The cabinet of Prime Minister Shehbaz Sharif has finally taken over their offices. There are no unexpected, no new rising stars on the long list of the ministers. Perhaps Prime Minister Shehbaz Sharif does not want to risk new faces, of which a few may become Trojan horses, as was former chief minister Usman Buzdar in the Imran Khan’s government. Moreover, the Shehbaz Sharif government has hardly one year to perform, so it is relying much on experienced hands. Moreover, the prime minister has to take along the coalition partners, so again his own choice in the cabinet is limited.
As per the share, the Pakistan Muslim League-N got 14 offices, followed by the Pakistan People’s Party’s 12 (nine federal ministers, two state ministers and one adviser to the prime minister), Jamiat Ulema-e-Islam-Fazl four, Muttahida Qaumi Movement-Pakistan two, and Jamhoori Wattan Party and Balochistan Awami Party one each.
The new cabinet consists of Khawaja Muhammad Asif, Ahsan Iqbal, Rana Sanaullah, Sardar Ayaz Sadiq, Rana Tanveer Hussain, Khurram Dastgir Khan, Marriyum Aurangzeb, Khawaja Saad Rafique, Miftah Ismail, Mian Javed Latif, Riaz Hussain Pirzada, Murtaza Javed Abbasi, Azam Nazeer Tarar, Syed Khurshid Ahmad Shah, Syed Naveed Qamar, Sherry Rehman, Abdul Qadir Patel, Shazia Marri, Syed Murtaza Mahmood, Sajid Hussain Toori, Ahsanur Rehman Mazari, Abid Hussain, Asad Mahmood, Abdul Wassey, Mufti Abdul Shakoor, Muhammad Talha Mahmood, Syed Aminul Haq, Syed Faisal Ali Sabzwari, Muhammad Israr Tareen, Nawabzada Shahzain Bugti and Tariq Bashir Cheema. The state ministers are Dr. Aisha Ghaus Pasha, Hina Rabbani Khar and Abdul Rehman Kanju, while prime minister’s advisers are Miftah Ismail, Amir Muqam and Qamar Zaman Kaira. Tariq Bashir Cheema may be regarded as a member of the PML-Q’s breakaway faction.
A close look at the list reveals that the PML-N nominees are from the central and north Punjab, whereas the PPP has concentrated on Sindh. South Punjab has been given only two federal ministries and as many state ministries.
The cabinet is without any representative of minorities.
Also, Sardar Akhtar Mengal of the Balochistan National Party has refused to join the cabinet. It is being said PPP Chairperson Bilawal Bhutto-Zardari has delayed his oath until Mohsin Dawar is also included in the cabinet. Similarly, the Awami National Party of Asfandyar Wali failed to find a berth in the cabinet.
Anyhow, the country has been without a cabinet for a good 10 days, giving credence to the rumors of a rift among the coalition partners and giving a rise to chaos and confusion.
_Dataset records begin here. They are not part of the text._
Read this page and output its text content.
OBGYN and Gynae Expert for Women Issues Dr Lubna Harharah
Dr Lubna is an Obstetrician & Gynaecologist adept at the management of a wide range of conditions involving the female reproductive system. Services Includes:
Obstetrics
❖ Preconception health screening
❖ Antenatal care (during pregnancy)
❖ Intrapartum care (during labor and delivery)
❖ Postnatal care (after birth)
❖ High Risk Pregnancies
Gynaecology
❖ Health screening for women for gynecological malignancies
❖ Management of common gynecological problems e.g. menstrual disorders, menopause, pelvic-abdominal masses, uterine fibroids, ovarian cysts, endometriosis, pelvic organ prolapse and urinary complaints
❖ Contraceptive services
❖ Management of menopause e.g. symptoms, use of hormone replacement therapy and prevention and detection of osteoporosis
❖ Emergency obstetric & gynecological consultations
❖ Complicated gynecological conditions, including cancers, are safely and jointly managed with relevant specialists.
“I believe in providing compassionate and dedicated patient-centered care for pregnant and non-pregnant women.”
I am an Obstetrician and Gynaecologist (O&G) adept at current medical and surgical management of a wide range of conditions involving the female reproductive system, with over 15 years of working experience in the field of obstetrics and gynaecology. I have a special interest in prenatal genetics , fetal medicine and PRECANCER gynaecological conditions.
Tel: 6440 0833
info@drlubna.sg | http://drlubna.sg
The new cabinet must give a message of hope, stability and cohesion about the government. It faces a sea of issues of governance and political instability.
The talk of the town, however, is the indecisive Bilawal Bhutto-Zardari. The media was predicting him the successor to Shah Mahmood Qureshi. Some detractors say that Bilawal, being the chairman of a party, should not be the part of the Shehbaz Sharif cabinet. The other circle, however, says that he being the grandson of the Pakistan’s best foreign minister, Zulfikar Ali Bhutto, and the son of Benazir Bhutto, would have been a best choice for the office, and would soon rise to international recognition.
On the domestic front, all eyes are on Rana Sanaullah, the interior minister. Being a straightforward person, Rana Sanaullah is likely to bring about positive changes to the most important ministry.
Let us give a fortnight to the new cabinet to feel at home in their ministries and start delivering.
Until then, we should all be supportive of the government.